Inner, Outer World starts off with a preview from Coma’s next collection, with a piece called Venus Fruit. Just under it, a deck of tarot/business cards are scattered on a high table for the audience to choose from and get a peek at their inner worlds.
Following this welcoming set-up is a collection of Coma’s photographs taken in 2014 and printed on large canvases.
“So after the tarot cards, you get the photos and get a journey through time; my evolution from photography to the paintings at the end of the corridor,” Coma described.
According to the artist, the series aims to present the viewer with steps leading to recovery and spiritual enlightenment. Coma believes that one must identify one’s problem in order to be more aware of it and begin walking the path of recovery. The culminating point of this journey is expressed in Coma’s last painting, exploring the spiritual depth one eventually acquires to grow out of the soil they are stuck in.

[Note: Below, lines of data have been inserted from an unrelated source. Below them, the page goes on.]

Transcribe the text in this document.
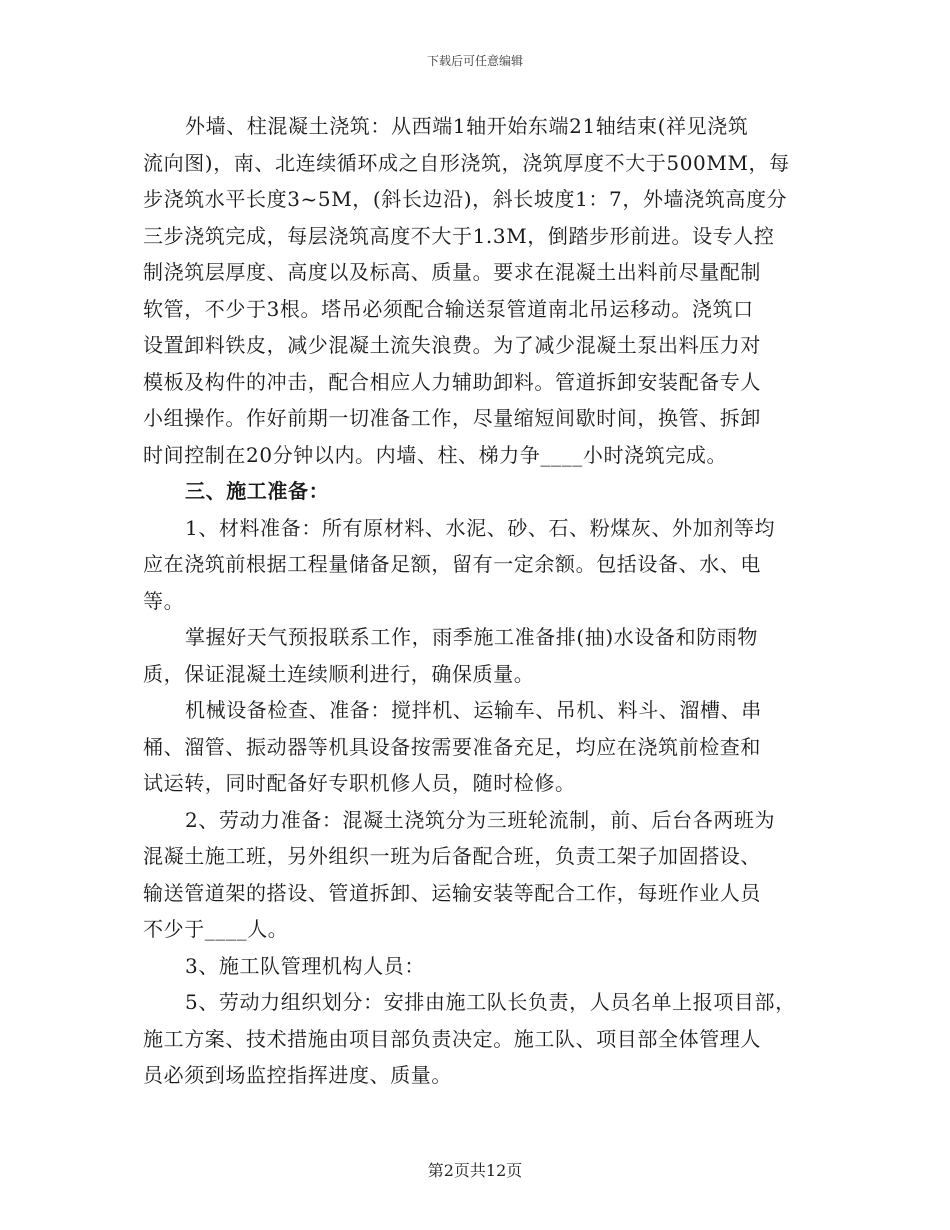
下载后可任意编辑
外墙、柱混凝土浇筑：从西端1轴开始东端21轴结束(祥见浇筑
流向图)，南、北连续循环成之自形浇筑，浇筑厚度不大于500MM，每
步浇筑水平长度3~5M，(斜长边沿)，斜长坡度1：7，外墙浇筑高度分
三步浇筑完成，每层浇筑高度不大于1.3M，倒踏步形前进。设专人控
制浇筑层厚度、高度以及标高、质量。要求在混凝土出料前尽量配制
软管，不少于3根。塔吊必须配合输送泵管道南北吊运移动。浇筑口
设置卸料铁皮，减少混凝土流失浪费。为了减少混凝土泵出料压力对
模板及构件的冲击，配合相应人力辅助卸料。管道拆卸安装配备专人
小组操作。作好前期一切准备工作，尽量缩短间歇时间，换管、拆卸
时间控制在20分钟以内。内墙、柱、梯力争____小时浇筑完成。
三、施工准备：
1、材料准备：所有原材料、水泥、砂、石、粉煤灰、外加剂等均
应在浇筑前根据工程量储备足额，留有一定余额。包括设备、水、电
等。
掌握好天气预报联系工作，雨季施工准备排(抽)水设备和防雨物
质，保证混凝土连续顺利进行，确保质量。
机械设备检查、准备：搅拌机、运输车、吊机、料斗、溜槽、串
桶、溜管、振动器等机具设备按需要准备充足，均应在浇筑前检查和
试运转，同时配备好专职机修人员，随时检修。
2、劳动力准备：混凝土浇筑分为三班轮流制，前、后台各两班为
混凝土施工班，另外组织一班为后备配合班，负责工架子加固搭设、
输送管道架的搭设、管道拆卸、运输安装等配合工作，每班作业人员
不少于____人。
3、施工队管理机构人员：
5、劳动力组织划分：安排由施工队长负责，人员名单上报项目部，
施工方案、技术措施由项目部负责决定。施工队、项目部全体管理人
员必须到场监控指挥进度、质量。
第2页共12页
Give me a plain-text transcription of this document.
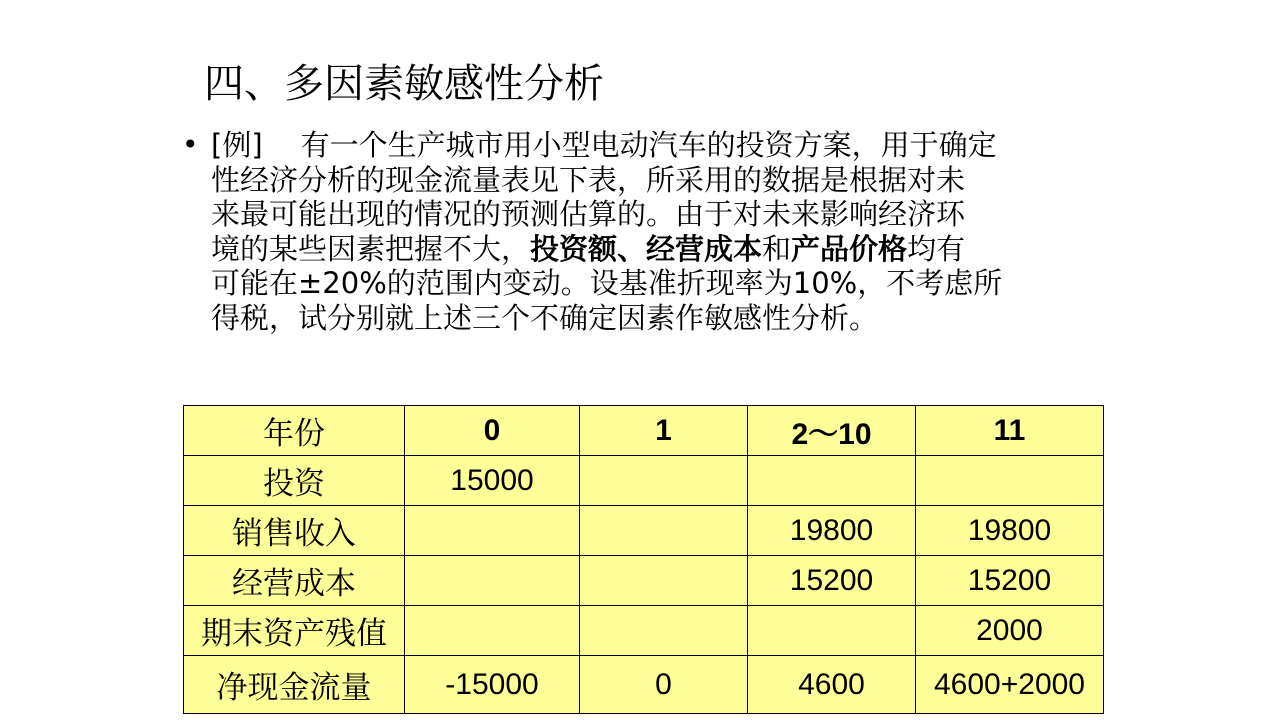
四、多因素敏感性分析
• [例] 有一个生产城市用小型电动汽车的投资方案，用于确定
性经济分析的现金流量表见下表，所采用的数据是根据对未
来最可能出现的情况的预测估算的。由于对未来影响经济环
境的某些因素把握不大，投资额、经营成本和产品价格均有
可能在±20%的范围内变动。设基准折现率为10%，不考虑所
得税，试分别就上述三个不确定因素作敏感性分析。
年份	0	1	2～10	11
投资	15000			
销售收入			19800	19800
经营成本			15200	15200
期末资产残值				2000
净现金流量	-15000	0	4600	4600+2000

When asked if his previous collection, Wormhole, had any relation to the work presented at Le Livart, Coma nodded eagerly.“Wormhole was in the beginning of my career, my spiritual evolution,” he said. “For me, I started with the scientific world because it was accessible, and my evolution brought me to question more through spirituality. [The pieces in Wormhole and Inner, Outer World] are all linked to my personal journey as an artist, a human being.”
In parting words, Coma expressed his gratitude and how he is proud of the progress he has made as an artist. He revealed that committing full-time to his art and tackling the obstacles that follow makes his solo show that much more worth it. “It’s a big evolution for me,” he said. “This show is like the completion of a major cycle in my life.”